Reclaiming Clay

This week in the studio, our Urban Artisans have been going through the process of reclaiming clay. That is the proper term for recycling clay that is unworkable.

Bucket full of saturated clay

Clay is a tricky material to work with. If it is too dry it will crack and crumble, but if it has too much moisture it will be too sticky to mold. That means it has to be just right.

 

We use clay on a daily basis here at ArtMix. It starts out with the right amount of moisture, but our hands and the air in the room slowly dry it out. Reclaiming the clay begins when the clay becomes unworkable.

For every 50 lbs of clay about 30 lbs of it becomes unworkable. That means if we didn't recycle our clay 60% of it would be wasted!

Urban Artisans hold their messy hands up after molding wet clay

 

The reclaiming process begins by collecting dry, unworkable clay. The clay is placed in buckets of water. It takes time for the clay to absorb the moisture, so the clay soaks in the water until the bucket is full. Then the clay-and-water mixture is dumped out, and that is when things get messy (and fun).

The saturated clay is similar to thick mud. The students grab clumps of sticky clay and mold them into arches. This allows for the clay to lose excess moisture more quickly.

Arches of clay in the reclaiming process

Once the aches of clay have lost some moisture, the students take two at a time and "wedge" them together. Have you ever seen someone kneading bread dough? That is what wedging looks like! The students push the clay flat and fold it over on itself and repeat. This step helps determine if the clay has the right moisture content.

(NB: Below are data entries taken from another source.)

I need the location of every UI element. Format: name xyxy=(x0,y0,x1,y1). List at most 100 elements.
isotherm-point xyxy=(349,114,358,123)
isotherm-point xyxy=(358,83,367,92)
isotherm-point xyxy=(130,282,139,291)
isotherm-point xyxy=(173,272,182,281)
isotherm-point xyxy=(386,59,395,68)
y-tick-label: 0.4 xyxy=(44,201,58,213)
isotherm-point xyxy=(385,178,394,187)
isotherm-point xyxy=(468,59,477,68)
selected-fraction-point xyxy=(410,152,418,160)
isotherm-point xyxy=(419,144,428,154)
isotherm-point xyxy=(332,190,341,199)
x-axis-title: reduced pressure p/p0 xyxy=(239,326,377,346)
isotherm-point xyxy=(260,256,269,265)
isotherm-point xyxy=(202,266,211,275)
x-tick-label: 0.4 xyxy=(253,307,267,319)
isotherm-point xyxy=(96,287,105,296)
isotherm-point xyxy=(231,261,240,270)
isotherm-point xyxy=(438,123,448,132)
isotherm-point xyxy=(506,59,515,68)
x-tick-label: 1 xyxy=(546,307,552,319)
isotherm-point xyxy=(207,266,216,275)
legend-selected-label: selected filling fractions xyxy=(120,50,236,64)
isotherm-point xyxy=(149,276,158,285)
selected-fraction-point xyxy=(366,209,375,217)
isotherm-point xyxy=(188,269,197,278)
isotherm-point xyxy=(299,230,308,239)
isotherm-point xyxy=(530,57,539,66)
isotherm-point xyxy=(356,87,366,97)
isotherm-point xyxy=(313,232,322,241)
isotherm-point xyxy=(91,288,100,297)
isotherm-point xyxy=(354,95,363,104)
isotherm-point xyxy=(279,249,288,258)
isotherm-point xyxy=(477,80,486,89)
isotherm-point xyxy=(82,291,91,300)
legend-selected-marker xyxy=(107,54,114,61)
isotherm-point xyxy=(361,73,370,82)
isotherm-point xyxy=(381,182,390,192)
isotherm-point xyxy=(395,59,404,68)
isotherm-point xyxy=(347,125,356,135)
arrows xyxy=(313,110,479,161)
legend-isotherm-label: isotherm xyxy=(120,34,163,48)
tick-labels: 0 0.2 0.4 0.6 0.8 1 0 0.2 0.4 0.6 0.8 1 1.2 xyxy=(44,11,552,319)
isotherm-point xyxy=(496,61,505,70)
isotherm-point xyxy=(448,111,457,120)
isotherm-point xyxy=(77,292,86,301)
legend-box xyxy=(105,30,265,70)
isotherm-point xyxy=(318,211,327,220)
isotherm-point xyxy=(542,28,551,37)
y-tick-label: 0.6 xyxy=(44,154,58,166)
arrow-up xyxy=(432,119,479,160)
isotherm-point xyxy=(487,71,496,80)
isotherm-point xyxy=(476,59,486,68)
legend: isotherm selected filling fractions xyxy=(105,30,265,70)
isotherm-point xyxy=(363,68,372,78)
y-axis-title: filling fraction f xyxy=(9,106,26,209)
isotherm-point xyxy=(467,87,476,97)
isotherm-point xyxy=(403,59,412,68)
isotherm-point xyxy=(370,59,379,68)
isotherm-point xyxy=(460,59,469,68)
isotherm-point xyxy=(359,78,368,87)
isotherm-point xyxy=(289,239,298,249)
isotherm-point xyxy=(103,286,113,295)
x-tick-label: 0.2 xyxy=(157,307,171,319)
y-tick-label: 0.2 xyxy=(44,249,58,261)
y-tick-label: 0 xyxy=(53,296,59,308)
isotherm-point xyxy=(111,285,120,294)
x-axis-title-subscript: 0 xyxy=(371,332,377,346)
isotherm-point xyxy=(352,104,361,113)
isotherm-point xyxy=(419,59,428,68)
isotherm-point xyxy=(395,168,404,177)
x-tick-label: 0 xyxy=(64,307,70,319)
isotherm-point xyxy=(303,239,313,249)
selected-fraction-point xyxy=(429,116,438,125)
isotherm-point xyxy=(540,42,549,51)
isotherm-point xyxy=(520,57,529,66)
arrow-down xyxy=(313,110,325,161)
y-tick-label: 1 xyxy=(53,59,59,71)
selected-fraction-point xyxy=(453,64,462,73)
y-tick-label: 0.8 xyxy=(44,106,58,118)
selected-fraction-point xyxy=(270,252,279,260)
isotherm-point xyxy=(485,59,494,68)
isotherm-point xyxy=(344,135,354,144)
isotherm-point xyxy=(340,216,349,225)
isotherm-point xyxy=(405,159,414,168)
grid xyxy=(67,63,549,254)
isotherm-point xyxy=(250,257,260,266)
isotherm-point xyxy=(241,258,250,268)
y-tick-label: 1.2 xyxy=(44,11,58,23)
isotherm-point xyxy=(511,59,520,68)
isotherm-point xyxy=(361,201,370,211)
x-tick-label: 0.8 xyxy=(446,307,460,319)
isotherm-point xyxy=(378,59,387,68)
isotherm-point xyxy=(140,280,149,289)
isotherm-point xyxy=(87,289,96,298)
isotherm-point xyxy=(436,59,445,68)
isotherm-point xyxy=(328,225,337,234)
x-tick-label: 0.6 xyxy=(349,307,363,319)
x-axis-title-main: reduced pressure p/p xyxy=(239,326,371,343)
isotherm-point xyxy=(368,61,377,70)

An Urban Artisan Intern molding clay into cubes

The final step is shaping the wedged clay into cubes and placing them in plastic. The plastic protects the clay from losing any more moisture. We fill the plastic bags full of clay and then store them until the clay inside is ready to be used. Material that might have been wasted is ready to be made into items you'll find in the ArtMix Gallery!